Ego, hubris, shortsightedness, take your pick. Some of the observations listed above are real, for example that the vast majority of queries fall into a set of common patterns. Yes, many ORMs are pretty awful, but they’re not all bad. The biggest issue with ORMs in general is similar to the biggest issues with a language like Java: it is completely possible to write great code, but many people don’t, and then other people copy the bad code, and people just assume ORMs are a failure.

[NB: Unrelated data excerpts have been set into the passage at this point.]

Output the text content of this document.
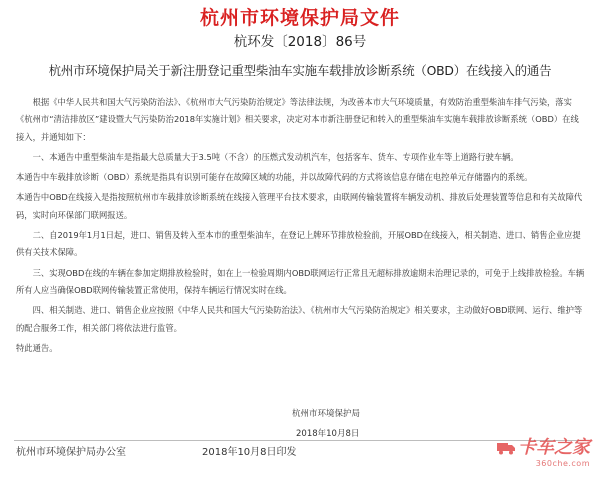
杭州市环境保护局文件
杭环发〔2018〕86号
杭州市环境保护局关于新注册登记重型柴油车实施车载排放诊断系统（OBD）在线接入的通告

根据《中华人民共和国大气污染防治法》、《杭州市大气污染防治规定》等法律法规，为改善本市大气环境质量，有效防治重型柴油车排气污染，落实《杭州市“清洁排放区”建设暨大气污染防治2018年实施计划》相关要求，决定对本市新注册登记和转入的重型柴油车实施车载排放诊断系统（OBD）在线接入，并通知如下：

一、本通告中重型柴油车是指最大总质量大于3.5吨（不含）的压燃式发动机汽车，包括客车、货车、专项作业车等上道路行驶车辆。

本通告中车载排放诊断（OBD）系统是指具有识别可能存在故障区域的功能，并以故障代码的方式将该信息存储在电控单元存储器内的系统。

本通告中OBD在线接入是指按照杭州市车载排放诊断系统在线接入管理平台技术要求，由联网传输装置将车辆发动机、排放后处理装置等信息和有关故障代码，实时向环保部门联网报送。

二、自2019年1月1日起，进口、销售及转入至本市的重型柴油车，在登记上牌环节排放检验前，开展OBD在线接入，相关制造、进口、销售企业应提供有关技术保障。

三、实现OBD在线的车辆在参加定期排放检验时，如在上一检验周期内OBD联网运行正常且无超标排放逾期未治理记录的，可免于上线排放检验。车辆所有人应当确保OBD联网传输装置正常使用，保持车辆运行情况实时在线。

四、相关制造、进口、销售企业应按照《中华人民共和国大气污染防治法》、《杭州市大气污染防治规定》相关要求，主动做好OBD联网、运行、维护等的配合服务工作，相关部门将依法进行监管。

特此通告。

杭州市环境保护局
2018年10月8日
杭州市环境保护局办公室	2018年10月8日印发	卡车之家
360che.com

What I’ve found is that if you use a good ORM for the majority of queries, you buy yourself a lot of saved repetition, and someone versed in the ORM can figure things out quickly. For that last minority of queries in a web app that require something more custom? Just use the raw SQL. There’s no hard requirement that just because you use an ORM for many things, that you must use it for all things. It’s this false dichotomy that has people follow the logic of “ORMs make writing 1% of queries hard, therefore, ORMs are useless.”

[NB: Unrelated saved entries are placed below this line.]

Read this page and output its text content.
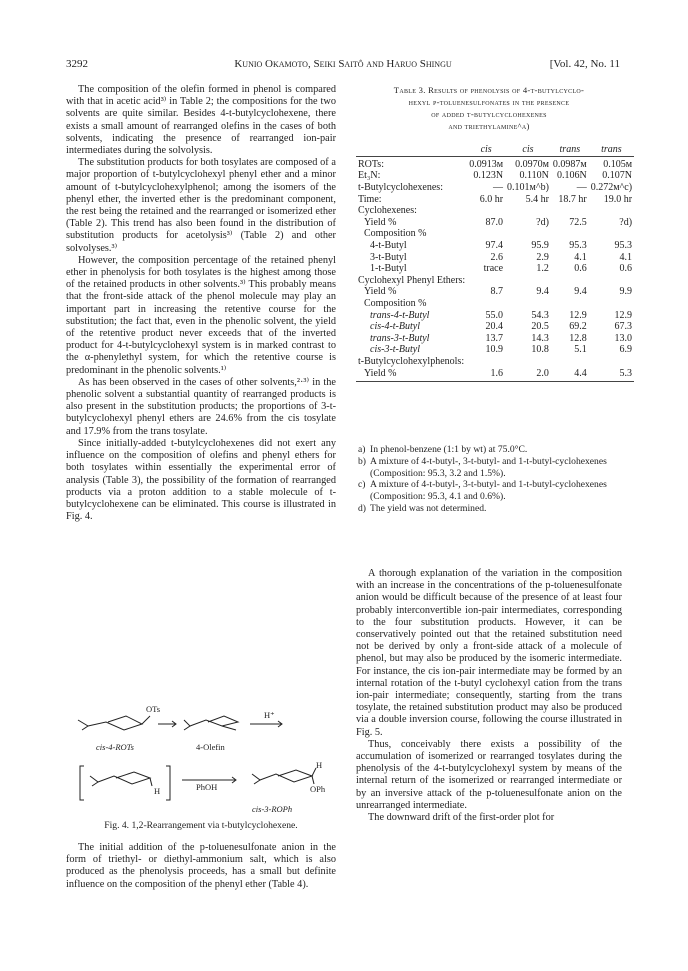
3292	Kunio Okamoto, Seiki Saitô and Haruo Shingu	[Vol. 42, No. 11

The composition of the olefin formed in phenol is compared with that in acetic acid³⁾ in Table 2; the compositions for the two solvents are quite similar. Besides 4-t-butylcyclohexene, there exists a small amount of rearranged olefins in the cases of both solvents, indicating the presence of rearranged ion-pair intermediates during the solvolysis.

The substitution products for both tosylates are composed of a major proportion of t-butylcyclohexyl phenyl ether and a minor amount of t-butylcyclohexylphenol; among the isomers of the phenyl ether, the inverted ether is the predominant component, the rest being the retained and the rearranged or isomerized ether (Table 2). This trend has also been found in the distribution of substitution products for acetolysis³⁾ (Table 2) and other solvolyses.³⁾

However, the composition percentage of the retained phenyl ether in phenolysis for both tosylates is the highest among those of the retained products in other solvents.³⁾ This probably means that the front-side attack of the phenol molecule may play an important part in increasing the retentive course for the substitution; the fact that, even in the phenolic solvent, the yield of the retentive product never exceeds that of the inverted product for 4-t-butylcyclohexyl system is in marked contrast to the α-phenylethyl system, for which the retentive course is predominant in the phenolic solvents.¹⁾

As has been observed in the cases of other solvents,²·³⁾ in the phenolic solvent a substantial quantity of rearranged products is also present in the substitution products; the proportions of 3-t-butylcyclohexyl phenyl ethers are 24.6% from the cis tosylate and 17.9% from the trans tosylate.

Since initially-added t-butylcyclohexenes did not exert any influence on the composition of olefins and phenyl ethers for both tosylates within essentially the experimental error of analysis (Table 3), the possibility of the formation of rearranged products via a proton addition to a stable molecule of t-butylcyclohexene can be eliminated. This course is illustrated in Fig. 4.

OTs
H⁺
cis-4-ROTs	4-Olefin
H	PhOH
H
OPh
cis-3-ROPh
Fig. 4. 1,2-Rearrangement via t-butylcyclohexene.

The initial addition of the p-toluenesulfonate anion in the form of triethyl- or diethyl-ammonium salt, which is also produced as the phenolysis proceeds, has a small but definite influence on the composition of the phenyl ether (Table 4).

Table 3. Results of phenolysis of 4-t-butylcyclo-
hexyl p-toluenesulfonates in the presence
of added t-butylcyclohexenes
and triethylamine^a)
	cis	cis	trans	trans
ROTs:	0.0913м	0.0970м	0.0987м	0.105м
Et₃N:	0.123N	0.110N	0.106N	0.107N
t-Butylcyclohexenes:	—	0.101м^b)	—	0.272м^c)
Time:	6.0 hr	5.4 hr	18.7 hr	19.0 hr
Cyclohexenes:				
Yield %	87.0	?d)	72.5	?d)
Composition %				
4-t-Butyl	97.4	95.9	95.3	95.3
3-t-Butyl	2.6	2.9	4.1	4.1
1-t-Butyl	trace	1.2	0.6	0.6
Cyclohexyl Phenyl Ethers:				
Yield %	8.7	9.4	9.4	9.9
Composition %				
trans-4-t-Butyl	55.0	54.3	12.9	12.9
cis-4-t-Butyl	20.4	20.5	69.2	67.3
trans-3-t-Butyl	13.7	14.3	12.8	13.0
cis-3-t-Butyl	10.9	10.8	5.1	6.9
t-Butylcyclohexylphenols:				
Yield %	1.6	2.0	4.4	5.3
a) In phenol-benzene (1:1 by wt) at 75.0°C.
b) A mixture of 4-t-butyl-, 3-t-butyl- and 1-t-butyl-cyclohexenes (Composition: 95.3, 3.2 and 1.5%).
c) A mixture of 4-t-butyl-, 3-t-butyl- and 1-t-butyl-cyclohexenes (Composition: 95.3, 4.1 and 0.6%).
d) The yield was not determined.

A thorough explanation of the variation in the composition with an increase in the concentrations of the p-toluenesulfonate anion would be difficult because of the presence of at least four probably interconvertible ion-pair intermediates, corresponding to the four substitution products. However, it can be conservatively pointed out that the retained substitution need not be derived by only a front-side attack of a molecule of phenol, but may also be produced by the isomeric intermediate. For instance, the cis ion-pair intermediate may be formed by an internal rotation of the t-butyl cyclohexyl cation from the trans ion-pair intermediate; consequently, starting from the trans tosylate, the retained substitution product may also be produced via a double inversion course, following the course illustrated in Fig. 5.

Thus, conceivably there exists a possibility of the accumulation of isomerized or rearranged tosylates during the phenolysis of the 4-t-butylcyclohexyl system by means of the internal return of the isomerized or rearranged intermediate or by an inversive attack of the p-toluenesulfonate anion on the unrearranged intermediate.

The downward drift of the first-order plot for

As an aside, I rather like the idea of an FRM like Slick in Scala, which avoids the impedance mismatch between objects and relations entirely, fits in well syntactically with the API for collections in Scala, and is quite flexible. Perhaps moving in this general direction can avoid people perpetually falling into the trap of rolling their own ORM once and for all. Probably not though, haha.

Funny smaller things

  • “This is a temporary fix” committed 10 years ago
  • Comments that are lying

// This function returns false
return true

  • Commented code as version control. Just delete it, you can always check the version log for it later.
  • Comments where the author writes their name

The common thread in all of the above is every programmer’s biggest weakness: ego. Everyone likes to pretend they can foresee the future, that their design is better than what’s out there, and that what they’re doing makes sense. Ultimately the best defense against this is to avoid coding in isolation for too long, and to get feedback from trustworthy coworkers about design ideas earlier rather than later. Unfortunately many people don’t do this, either because they fear their ideas being torn to shreds and the ego damage that can do, or they are so full of themselves that they refuse to believe other people can offer useful perspectives.

Find people you trust, run your ideas by them, and take them seriously. Challenge your assumptions, and urge others to do the same. It may hurt, but compared to the long-term pain your design and implementation decisions can cause, it’s a pain worth gaining for.